I sometimes get asked “How do you manage to play a six string fretless bass?”, I usually reply “I don’t know really, I just do”. Most bass players normally start on a four-string fretted bass. My first bass was an Ibanez and the second was a Tokai. I then decided on a matching pair of Yamaha BB1100S four string basses, one was fretted and one was fretless, and that was it, my fretless career had begun. I have always liked the warm sound of the fretless as you could create slides not possible on a fretted bass. It’s great for playing blues too.
I now own a matching pair of six string Dean Edge basses one fretted
and one fretless, as shown above.
I also own an AXL Johnson Catalyst 6 string fretted bass as shown here.
However, this bass has now been converted to fretless by removing the frets.
The fret slots were then inlayed with wood, smoothed down, and the whole fingerboard was finally lacquered and polished - all done by my good friend and Luthier Harry Miller.
Obviously, the main difference between a fretted and fretless bass are the frets. But you have to be conscious where your finger is placed on these two styles of basses when playing them. On the fretted bass your finger can be placed anywhere between the frets, so the string, when pressed, passes over the next fret, and that determines the note. Conversely on a fretless bass, your finger needs to be positioned where the fret would normally be, as your finger in contact with the fingerboard determines the length of the string, and therefore the note. You also need to be accurate in the positioning on the string on the fingerboard, or the note can become sharp or flat, - even a slight rotation of the finger can create that.

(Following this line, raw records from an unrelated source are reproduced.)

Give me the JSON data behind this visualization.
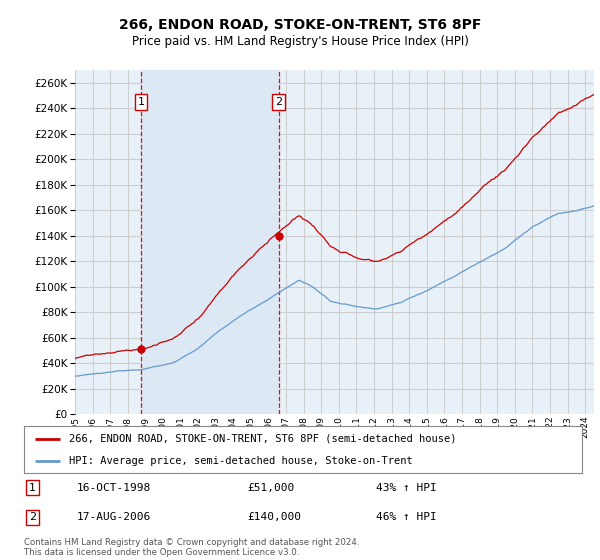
{
  "title": "266, ENDON ROAD, STOKE-ON-TRENT, ST6 8PF",
  "subtitle": "Price paid vs. HM Land Registry's House Price Index (HPI)",
  "yticks": [
    0,
    20000,
    40000,
    60000,
    80000,
    100000,
    120000,
    140000,
    160000,
    180000,
    200000,
    220000,
    240000,
    260000
  ],
  "ylim": [
    0,
    270000
  ],
  "sale1_price": 51000,
  "sale1_label": "16-OCT-1998",
  "sale1_pct": "43% ↑ HPI",
  "sale2_price": 140000,
  "sale2_label": "17-AUG-2006",
  "sale2_pct": "46% ↑ HPI",
  "sale1_year": 1998,
  "sale1_month": 10,
  "sale2_year": 2006,
  "sale2_month": 8,
  "red_line_color": "#cc0000",
  "blue_line_color": "#6699cc",
  "shade_color": "#dde8f5",
  "vline_color": "#cc0000",
  "grid_color": "#cccccc",
  "bg_color": "#ffffff",
  "plot_bg_color": "#e8f0f8",
  "legend1_label": "266, ENDON ROAD, STOKE-ON-TRENT, ST6 8PF (semi-detached house)",
  "legend2_label": "HPI: Average price, semi-detached house, Stoke-on-Trent",
  "footer": "Contains HM Land Registry data © Crown copyright and database right 2024.\nThis data is licensed under the Open Government Licence v3.0.",
  "xtick_years": [
    1995,
    1996,
    1997,
    1998,
    1999,
    2000,
    2001,
    2002,
    2003,
    2004,
    2005,
    2006,
    2007,
    2008,
    2009,
    2010,
    2011,
    2012,
    2013,
    2014,
    2015,
    2016,
    2017,
    2018,
    2019,
    2020,
    2021,
    2022,
    2023,
    2024
  ],
  "xlim_start": 1995.0,
  "xlim_end": 2024.5
}
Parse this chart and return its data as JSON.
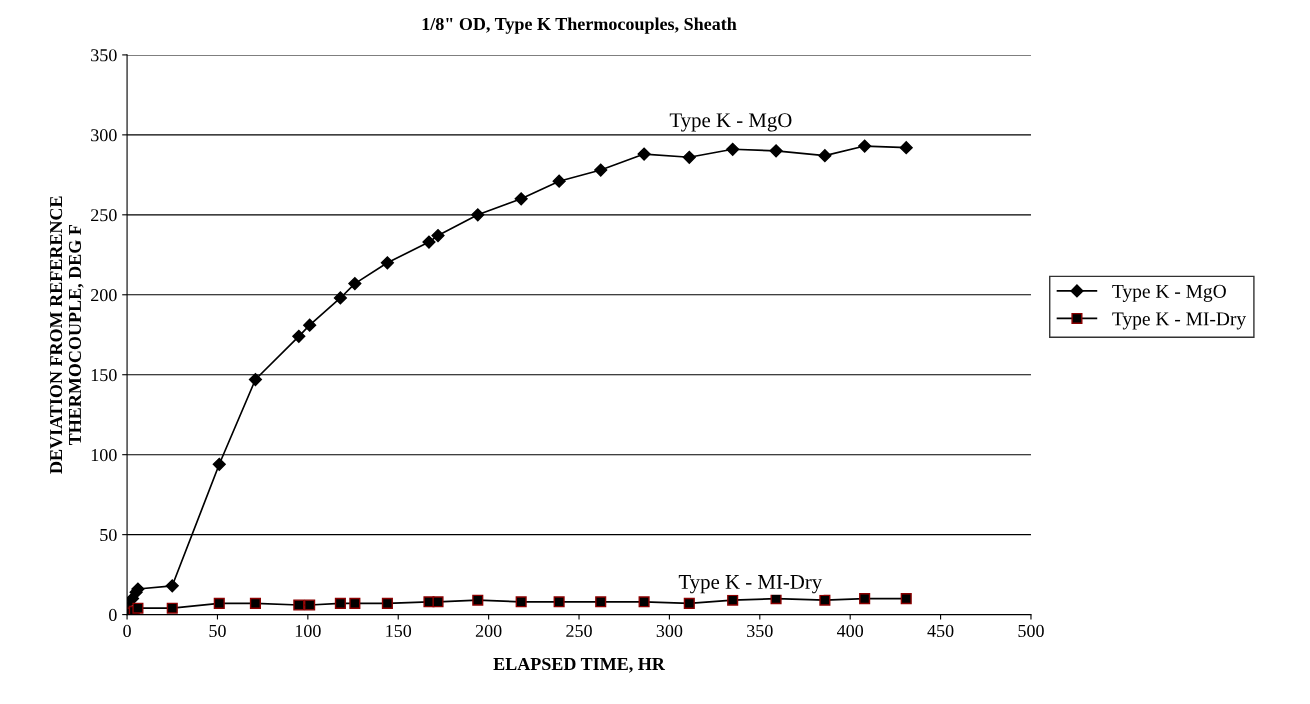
{
  "chart_data": {
    "type": "line",
    "title": "1/8\" OD, Type K Thermocouples, Sheath",
    "xlabel": "ELAPSED TIME, HR",
    "ylabel": "DEVIATION FROM REFERENCE\nTHERMOCOUPLE, DEG F",
    "xlim": [
      0,
      500
    ],
    "xticks": [
      0,
      50,
      100,
      150,
      200,
      250,
      300,
      350,
      400,
      450,
      500
    ],
    "ylim": [
      0,
      350
    ],
    "yticks": [
      0,
      50,
      100,
      150,
      200,
      250,
      300,
      350
    ],
    "grid": "y",
    "legend": "right",
    "series": [
      {
        "name": "Type K - MgO",
        "color": "#000000",
        "marker": "diamond",
        "x": [
          0,
          3,
          5,
          6,
          25,
          51,
          71,
          95,
          101,
          118,
          126,
          144,
          167,
          172,
          194,
          218,
          239,
          262,
          286,
          311,
          335,
          359,
          386,
          408,
          431
        ],
        "values": [
          7,
          10,
          14,
          16,
          18,
          94,
          147,
          174,
          181,
          198,
          207,
          220,
          233,
          237,
          250,
          260,
          271,
          278,
          288,
          286,
          291,
          290,
          287,
          293,
          292
        ]
      },
      {
        "name": "Type K - MI-Dry",
        "color": "#000000",
        "marker": "square",
        "x": [
          0,
          2,
          4,
          6,
          25,
          51,
          71,
          95,
          101,
          118,
          126,
          144,
          167,
          172,
          194,
          218,
          239,
          262,
          286,
          311,
          335,
          359,
          386,
          408,
          431
        ],
        "values": [
          0,
          1,
          2,
          4,
          4,
          7,
          7,
          6,
          6,
          7,
          7,
          7,
          8,
          8,
          9,
          8,
          8,
          8,
          8,
          7,
          9,
          10,
          9,
          10,
          10
        ]
      }
    ],
    "annotations": [
      "Type K - MgO",
      "Type K - MI-Dry"
    ]
  }
}
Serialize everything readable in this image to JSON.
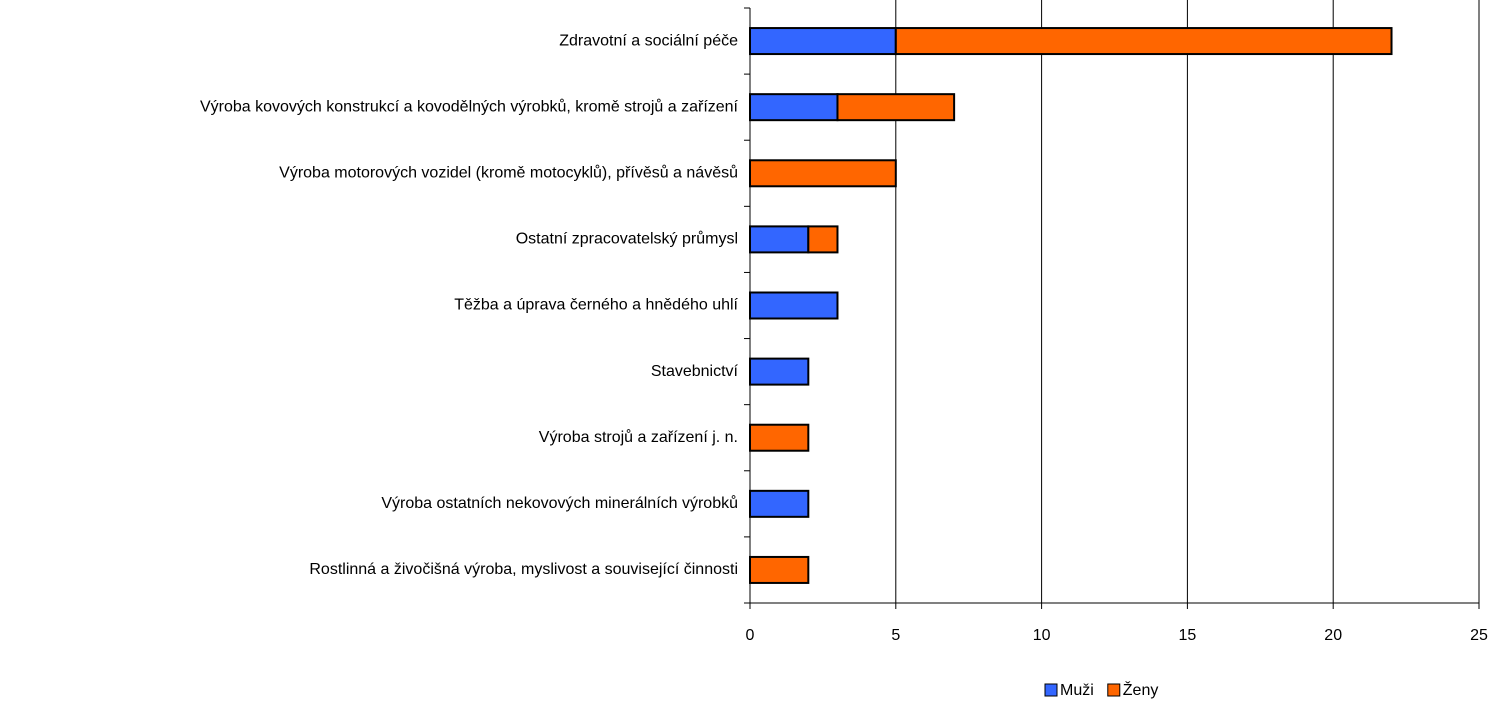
{
  "chart_data": {
    "type": "bar",
    "orientation": "horizontal",
    "stacked": true,
    "categories": [
      "Zdravotní a sociální péče",
      "Výroba kovových konstrukcí a kovodělných výrobků, kromě strojů a zařízení",
      "Výroba motorových vozidel (kromě motocyklů), přívěsů a návěsů",
      "Ostatní zpracovatelský průmysl",
      "Těžba a úprava černého a hnědého uhlí",
      "Stavebnictví",
      "Výroba strojů a zařízení j. n.",
      "Výroba ostatních nekovových minerálních výrobků",
      "Rostlinná a živočišná výroba, myslivost a související činnosti"
    ],
    "series": [
      {
        "name": "Muži",
        "color": "#3366ff",
        "values": [
          5,
          3,
          0,
          2,
          3,
          2,
          0,
          2,
          0
        ]
      },
      {
        "name": "Ženy",
        "color": "#ff6600",
        "values": [
          17,
          4,
          5,
          1,
          0,
          0,
          2,
          0,
          2
        ]
      }
    ],
    "xlim": [
      0,
      25
    ],
    "xticks": [
      0,
      5,
      10,
      15,
      20,
      25
    ],
    "grid": true,
    "legend": "bottom"
  }
}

However, the main issue is to get the fingers to feel and recognise the differing widths between the strings of a four-string bass, and the strings of a six-string bass. This in time becomes automatic (and is what is termed muscle-memory) as your fingers get used to it. You can see in the bass guitar example images below the fingerboard width, and the differing spacing between the strings, and although it doesn’t look much, it still makes quite a difference when playing. If I were to pick up a four-string bass, being so used to a six-string version, I probably would tend to 'miss-finger' a few of the strings here and there, until I got used to the wider spacing once again.